Gold Price Forecast: XAU/USD defends 200-day EMA amid risk-aversion, bearish bias remains


  • Gold price consolidates its recent losses to the lowest level since July 7 touched this Monday.
  • China's economic woes, the US-China tensions and geopolitical risks lend support to the metal.
  • Bets for one more rate hike by Federal Reserve underpin the US Dollar and cap the XAU/USD.

Gold price enters a bearish consolidation phase on the first day of a new week and seesaws between tepid gains/minor losses just above the $1,910 level, or the lowest since July 7 touched during the Asian session. The fundamental backdrop, meanwhile, seems tilted in favour of bearish traders and supports prospects for an extension of over a three-week-old descending trend.

A fresh wave of the global risk-aversion trade – as depicted by a sea of red across the Asian equity markets - is seen lending some support to the safe-haven Gold price. Against the backdrop of concerns about slowing economic growth in China, the worsening US-China relations and geopolitical tensions temper investors' appetite for riskier assets. It is worth recalling that US President Joe Biden last week signed an executive order that prohibits new US investment in China in sensitive technologies like computer chips and requires government notification in other tech sectors.

Meanwhile, China has condemned Taiwan Vice President William Lai's sensitive trip to the United States (US). Lai is officially making only transit stops on his way to and from Paraguay. China, however, sees it as a further sign of the US support for Taiwan and announces an anti-dumping tariff for polycarbonate imported from Taiwan effective from August 15. On the geopolitical front, the Russian warship fired warning shots at a cargo ship in the southwestern Black Sea on Sunday, which further weigh on investors' sentiment and benefit traditional safe-haven assets.

That said, the underlying bullish sentiment surrounding the US Dollar fails to assist the Gold price to register any meaningful recovery. In fact, the USD Index (DXY), which tracks the Greenback against a basket of currencies, climbs to a fresh six-week high and remains well supported by growing acceptance that the Federal Reserve (Fed) will keep interest rates higher for longer.
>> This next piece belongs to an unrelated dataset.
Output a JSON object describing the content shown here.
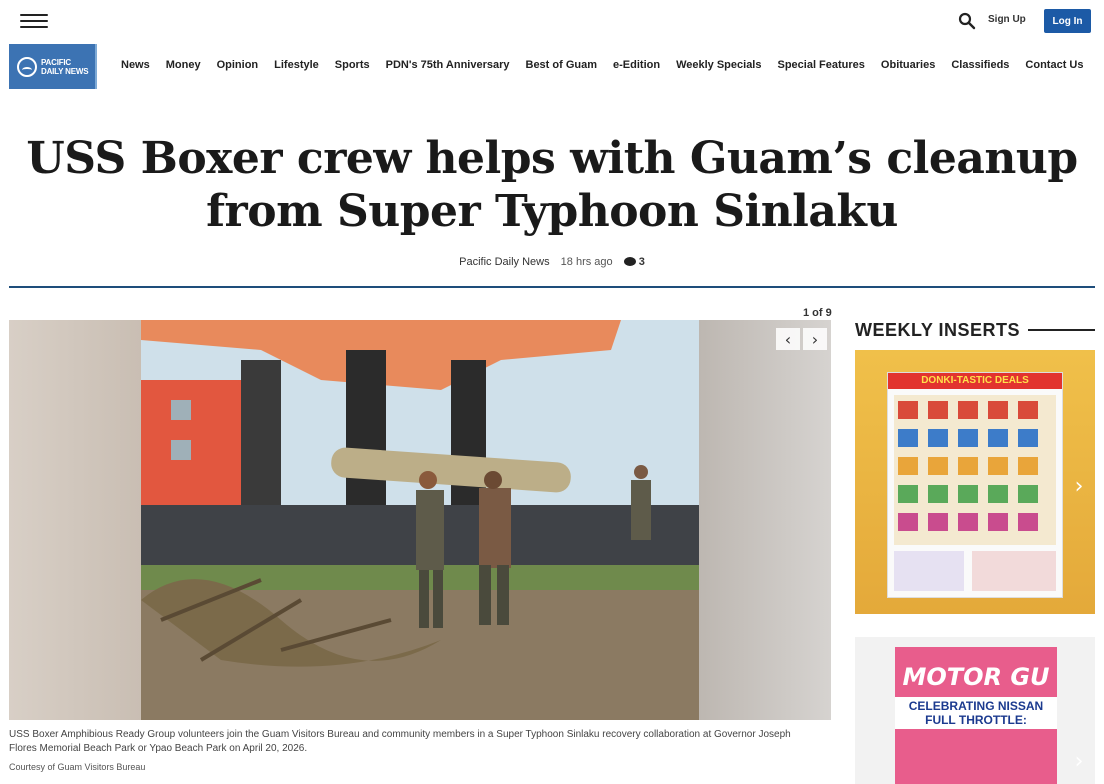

The bets were lifted by the US Producer Price Index (PPI) released on Friday, which rose 0.8% on a yearly basis during the reported month, up sharply from a flat reading in June.

Against the backdrop of a moderate increase in consumer prices in July, the data suggested that the battle to bring inflation back to the Fed's 2% target is far from being won. The outlook keeps the door for one more 25 basis points (bps) Fed rate hike move by the end of this year wide open, which continues to push the US Treasury bond yields and act as a tailwind for the USD. This, in turn, is seen as another factor that contributes to capping the upside for the US Dollar-denominated Gold price and suggests that the path of least resistance is to the downside.

Technical Outlook

From a technical perspective, the XAU/USD, so far, has managed to defend and hold above the 200-day Exponential Moving Average (EMA). The said support is currently pegged around the $1,907 area, which should now act as a pivotal point. This is followed by the $1,900 round figure, which if broken decisively will be seen as a fresh trigger for bearish traders and pave the way for further losses. The Gold price might then accelerate the slide further below the June monthly swing low, around the $1,893-$1,892 region, towards testing the next relevant support near the $1,870 horizontal zone en route to the $1,858-$1,857 region.

On the flip side, the $1,925 area is likely to act as an immediate hurdle ahead of the $1,934-$1,935 region and the $1,942 supply zone. A sustained strength beyond the latter might trigger a short-covering rally towards the $1,954-$1,955 resistance en route to the $1,965 area. The latter coincides with the 100-day Simple Moving Average (SMA), which if cleared will negate the negative outlook and shift the near-term bias in favour of bullish traders.